Unfortunately, analysis at the Wyoming state crime lab showed the man paid big money for what turned out to be a well carved potato head.
Then in 1994, both Gill and Bashor went on Unsolved Mysteries. Host Robert Stack explained the vague details of the mummy and asked for help from the public. Gill explained that the mummy may not have been an adult. It was a human, he believed, and x-rays and a lung analysis done by Harry Shapiro at the American Museum of Natural History in New York City, showed that the mummy was an infant, with a disease called anencephaly.
Days after the episode aired, Gill got an unexpected call.
A Cheyenne family watching the Unsolved Mysteries episode remembered a family heirloom sitting in a trunk. A great-grandfather, working as a Basque sheep herder, had found a similar mummy in the mountains.
It was a girl, slightly smaller, with the same striking features. But she had blond hair.
The family called Gill and brought it to Laramie for analysis that very day. He took it to Ivinson Memorial Hospital in Laramie for x-rays and the Denver Children’s Hospital, where experts removed a femur. The DNA analysis was conclusive: The tiny mummy, sitting slumped over, only four inches high, was human.
But without formed ends on her long bones, a sign of maturity, she could only be an infant.
Most likely a premature baby, she died before birth or shortly after. Anencephaly, while rare, happens occasionally, usually a combination of genetics and diet. Cases appeared in Ireland during the potato famine, and Gill speculates the Pedro Mountain mummy as well as the girl may have been part of a group of people new to the area and unfamiliar with the diet here.
Carbon dating put her age around three hundred years old, not tens of thousands, as the circus brochures initially claimed.
The family took its mummy back to Cheyenne and has since moved. Gill doesn’t know where.
While the testing proves the mummy was neither ancient nor an adult, Gill still wonders why it was preserved in such a sacred way. Even many celebrated warriors’ burials fall to the ravages of time. But these tiny infants, who likely didn’t live through birth, were so carefully positioned and preserved. Another question unanswered.
All of the mysteries behind the two mummies, and how they could link to American Indian stories, may never be discovered.
Only three known anencephalic mummies exist in the world -- two from central Wyoming, one from ancient Egypt.
Bashor no longer believes in a race of little people. Osto Heath, his partner in a quest to find some answers, believed to his dying day that the science was wrong. Little People did walk through Wyoming.
Now, at 84, Bashor just wants information on that mummy he saw so many years ago. Some closure on where it landed. He worries it may be gone, thrown away or lost in someone’s boxes.

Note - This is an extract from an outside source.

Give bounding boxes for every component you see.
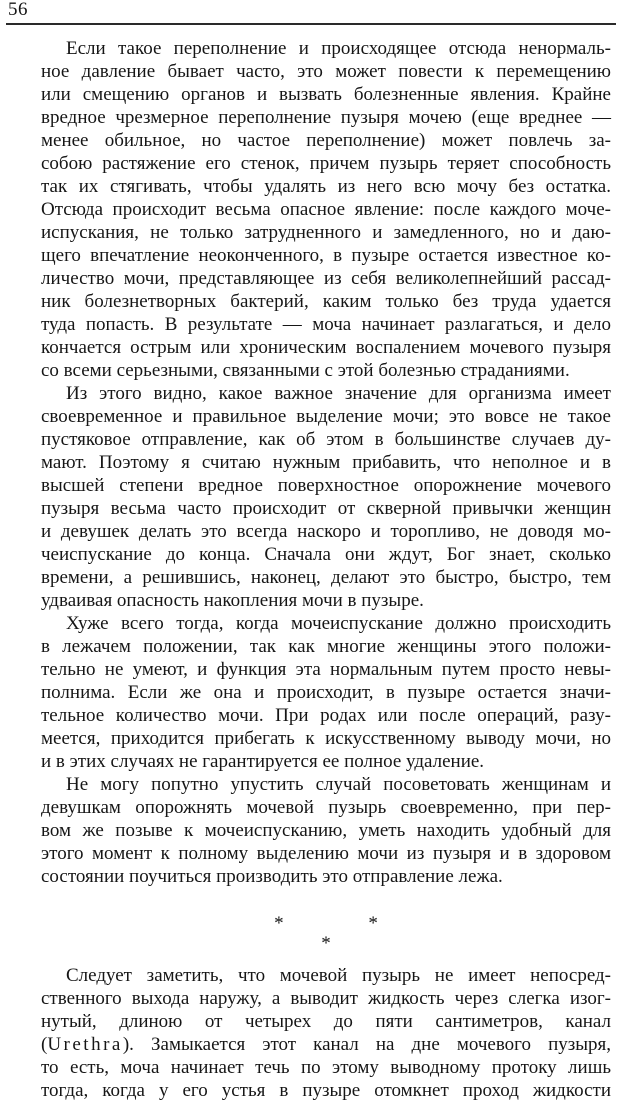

Gill won’t say little people never existed. It’s not his job to tell people what they should and shouldn’t believe. What he can say is that neither the Pedro Mountain Mummy, nor the strange, blond girl, were adults.
He also believes there’s much to be learned about the mystery of the mummies, the legends that preceded them, and the possibility of some connection.
When asked if Weed still believes in Little People, he simply said there are too many stories, with too many details, for them not to be real.
"They're good little fellows," he said. "If you don't make them mad."